World Cup 2014

Three Things: Iker Casillas and Spain go up in flames in World Cup shocker | Armchair Analyst

Tika-taka didn't die in Salvador on Friday evening. Spain will still come out in their next two games and keep the ball, knock it around for 70 percent of the game, and play some of the prettiest soccer of this tournament.

What died in Spain's 5-1 loss to the Netherlands – who were more "smart" and "fortunate" than "rampant" – was the international career of Iker Casillas. He won't play again for the team he's backstopped for nearly 15 years unless Vicente del Bosque is crazy.

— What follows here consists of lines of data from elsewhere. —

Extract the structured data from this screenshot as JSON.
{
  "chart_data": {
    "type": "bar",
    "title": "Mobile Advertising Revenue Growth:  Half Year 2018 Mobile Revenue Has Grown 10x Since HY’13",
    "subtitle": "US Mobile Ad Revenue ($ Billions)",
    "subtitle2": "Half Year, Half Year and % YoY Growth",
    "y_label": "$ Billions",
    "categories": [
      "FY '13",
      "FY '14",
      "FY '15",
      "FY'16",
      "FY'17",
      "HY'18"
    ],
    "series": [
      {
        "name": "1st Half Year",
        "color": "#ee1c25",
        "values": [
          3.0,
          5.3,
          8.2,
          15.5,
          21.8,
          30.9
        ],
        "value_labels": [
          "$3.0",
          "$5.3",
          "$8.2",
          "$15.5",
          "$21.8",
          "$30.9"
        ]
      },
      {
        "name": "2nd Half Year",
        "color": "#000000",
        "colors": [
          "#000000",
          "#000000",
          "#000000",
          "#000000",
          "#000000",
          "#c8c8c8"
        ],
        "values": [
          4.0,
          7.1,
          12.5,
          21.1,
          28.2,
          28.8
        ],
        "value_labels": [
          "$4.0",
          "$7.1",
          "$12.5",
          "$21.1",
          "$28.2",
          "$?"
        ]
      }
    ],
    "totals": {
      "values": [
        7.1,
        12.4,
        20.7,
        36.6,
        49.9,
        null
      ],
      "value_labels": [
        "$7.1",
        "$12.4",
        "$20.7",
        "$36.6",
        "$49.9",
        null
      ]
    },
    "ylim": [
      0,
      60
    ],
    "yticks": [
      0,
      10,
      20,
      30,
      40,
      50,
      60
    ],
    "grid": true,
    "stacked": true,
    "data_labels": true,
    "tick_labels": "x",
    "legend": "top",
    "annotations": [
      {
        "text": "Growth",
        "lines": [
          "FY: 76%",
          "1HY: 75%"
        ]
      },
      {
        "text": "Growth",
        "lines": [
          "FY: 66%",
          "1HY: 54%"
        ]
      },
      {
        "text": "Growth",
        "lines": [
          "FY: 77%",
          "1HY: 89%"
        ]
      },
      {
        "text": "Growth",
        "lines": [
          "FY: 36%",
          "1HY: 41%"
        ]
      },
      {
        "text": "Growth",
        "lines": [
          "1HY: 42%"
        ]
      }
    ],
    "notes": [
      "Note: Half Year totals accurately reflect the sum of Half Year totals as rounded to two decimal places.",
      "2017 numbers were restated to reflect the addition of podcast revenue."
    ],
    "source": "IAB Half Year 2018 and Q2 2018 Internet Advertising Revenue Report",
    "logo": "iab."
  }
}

We'll get to that last. First, though, a couple of tactical notes:


1. Kamikaze soccer pays off

ESPN analyst and Everton Manager Roberto Martinez called it “kamikaze football” from the Dutch at halftime when describing their defensive strategy – was man-to-man marking all over the midfield attacking third. And that's an apt description, because man-to-man marking in the modern game is totally nuts. It shouldn't have worked.

It does, of course, have its uses in specific situations, but it allowed the Spanish tons of room to operate after a simple switch. And if you get tunnel-vision latching onto your man instead of paying attention to the offside trap, well:

The 5-3-2 the Netherlands played will be seen again in the rest of the group stage and beyond (should they make it), but this wild, reckless man-marking won't be. Louis van Gaal took a big gamble with this tactic and it obviously paid, but don't expect to see it over the course of any upcoming 90 minutes again.


2. Spain without Puyol are not championship caliber

The problem with Casillas (we'll get there, I promise) is fixable. All del Bosque needs to do is write "David de Gea" or "Pepe Reina" onto the lineup sheet, and La Furia Roja are back to having one of the better goalkeepers at this tournament.

The real, scary, seemingly unfixable problem is replacing Carles Puyol. Barcelona fans are nodding sadly right now, because this is a pain they feel acutely.

Gerard Piqué and Sergio Ramos are both slow of foot, both ball-playing central defenders who glide into challenges instead of putting a physical mark on the moment, and both capable of ridiculous, rudimentary errors. In Pique's case it was overplaying Arjen Robben's right (!!!!) foot on what turned out to be the game-winning goal, while for Ramos it was basically everything he did for the entire second half.

To be clear: Spain aren't going to win the World Cup, but it's not because of Casillas. It's because their central defense stinks.


3. Last rites for a legend

It’s incredible that this great goalkeeper – at his height the second-best in the world, and by resume one of the five or three or four best ever to play the game – is suddenly so clearly washed up. The fact that it’s become evident during a season in which he’s already won the premier club competition in the world and is now defending a deserved World Cup title speaks to just how great this generation of Spanish players have been.

But ... my god. He was in No Man's Land on the first goal, a true golazo for Robin van Persie:

He went up soft for the catch on the third Dutch goal, a simple play that any professional 'keeper should be expected to make. He misplayed a back pass for the fourth.

He was as bad in this game as Peyton Manning was in the Super Bowl, and the result was the worst loss by a defending champion in World Cup history.

It's unfair that this game will be a big part of Casillas' lore, because he's been fantastic for so long. But this was as bad as a goalkeeper can play, and it came with the world watching. Nobody will ever forget this.